And so, if I should fall even a thousand times a day, a thousand times with peaceful repentance I will say, Nunc Coepi [Now I begin], my God, my God!
–Venerable Bruno Lanteri
There was a song that our son, Craig, played over and over again when he was a teenager. The song, Tubthumping by Chumbawamba (and yes, Craig, I remembered it without looking it up), went like this:
I get knocked down, but I get up again
You’re never gonna keep me down.
The song has verses, but the bulk of the song is this part of the refrain being repeated over and over. I can hear Craig’s voice, belting it out along with the CD. It seemed to be more than a favorite song; it was although he was shouting it to the world. A mantra of sorts.
Yesterday, I started a new series through Good Catholic and the Catholic Company called Nunc Coepi…Now I begin. When I received an email about a week before Christmas about this study, I actually laughed out loud.
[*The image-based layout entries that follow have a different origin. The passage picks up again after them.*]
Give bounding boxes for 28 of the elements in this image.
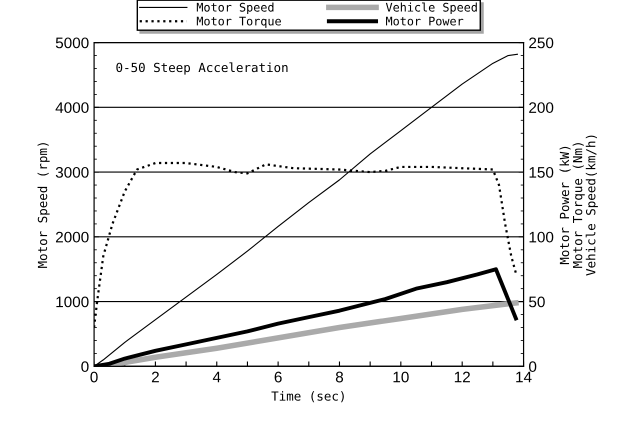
legend-label: Motor Power: [386, 16, 464, 26]
x-tick-label: 8: [336, 372, 344, 382]
legend-label: Vehicle Speed: [386, 2, 477, 14]
y2-tick-label: 250: [529, 37, 554, 48]
legend-label: Motor Speed: [196, 2, 274, 14]
y-tick-label: 1000: [56, 296, 89, 308]
y2-tick-label: 0: [529, 361, 536, 372]
x-tick-label: 4: [212, 372, 221, 382]
y-axis-title: Motor Speed (rpm): [38, 143, 50, 268]
legend-label: Motor Torque: [196, 16, 281, 28]
y2-tick-label: 200: [529, 102, 554, 114]
y-tick-label: 4000: [56, 102, 89, 114]
y2-tick-label: 100: [530, 232, 554, 243]
annotation: 0-50 Steep Acceleration: [116, 62, 288, 75]
x-tick-label: 12: [454, 372, 470, 382]
x-tick-label: 14: [516, 372, 532, 382]
x-tick-label: 10: [394, 372, 409, 382]
x-axis-title: Time (sec): [271, 391, 344, 402]
x-tick-label: 0: [90, 372, 98, 382]
x-tick-label: 2: [152, 372, 159, 382]
y-tick-label: 5000: [56, 37, 89, 48]
y2-tick-label: 150: [530, 166, 554, 178]
y2-axis-title: Motor Power (kW) Motor Torque (Nm) Vehicle Speed(km/h): [560, 136, 598, 276]
y-tick-label: 2000: [56, 232, 89, 243]
y-tick-label: 3000: [56, 166, 89, 178]
y-tick-label: 0: [81, 361, 89, 372]
x-tick-label: 6: [274, 372, 282, 382]
y2-tick-label: 50: [529, 296, 545, 308]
Somebody custom wrote a study just for me!
One of my favorite quotes is, by John Steinbeck, is “The best laid plans of mice and men often go awry” or as I say, “The best laid plans of mice and men, soon will come to no good end.” That is my go-to phrase, as I often run ahead of God and make my own plans. (As I have talked about quite often on this blog)
I often find myself lying flat on my face, wondering what happened, especially when it comes to my Christian walk. I feel like a child, forever having to go to my heavenly Father, ask for forgiveness and start anew. But you know what? That’s exactly what he wants us to do.
If we wait for a sign…for a lightening bolt from heaven to act, to move, to begin…we will be waiting a very long time. And, while we wait, what opportunities are we missing? I’ve found that to be true in my own life. I’ve always had the dream of getting a novel published. There are times when I stop writing because I’m waiting for that “big break” to come through. In doing so, I’m failing to fulfill what God has called me to do daily…just write.
The fault is not in the failure; it’s in the giving up. To throw up our hands and walk away in disgust. Or, to turn our backs on God, blaming him for our human error and short sightedness. Sometimes I think it would be easier if we had an owner’s manual or set of rules to guide us through the ups and downs of our life. And before anyone jumps on that last sentence, let me clarify. Yes, we do have God’s word…but finding our will in the midst of it can be like trying to find a light switch in a power outage. (Think about that one…lol).
But there were those who went before and those today, who seem to be light years ahead of where I can ever hope to be spiritually. How do they do that? How did the saints become so deep in their faith that not even torture and death could sway them? There are so many spiritual giants that we can look to for inspiration and guidance.
One noticeable quality I’ve found by studying their writings is their ability to be honest about themselves. If they have a weakness, a temptation, they were open about it. Here it is, in black and white. No beating about the bush. They simply said, “I am imperfect and weak. However, I believe and trust that, with God’s grace, I will grow spiritually.”
God knows we are not perfect creatures. But he delights every time we “get knocked down, but get up again.” Every time we utter, Nunc Coepi…Now I begin.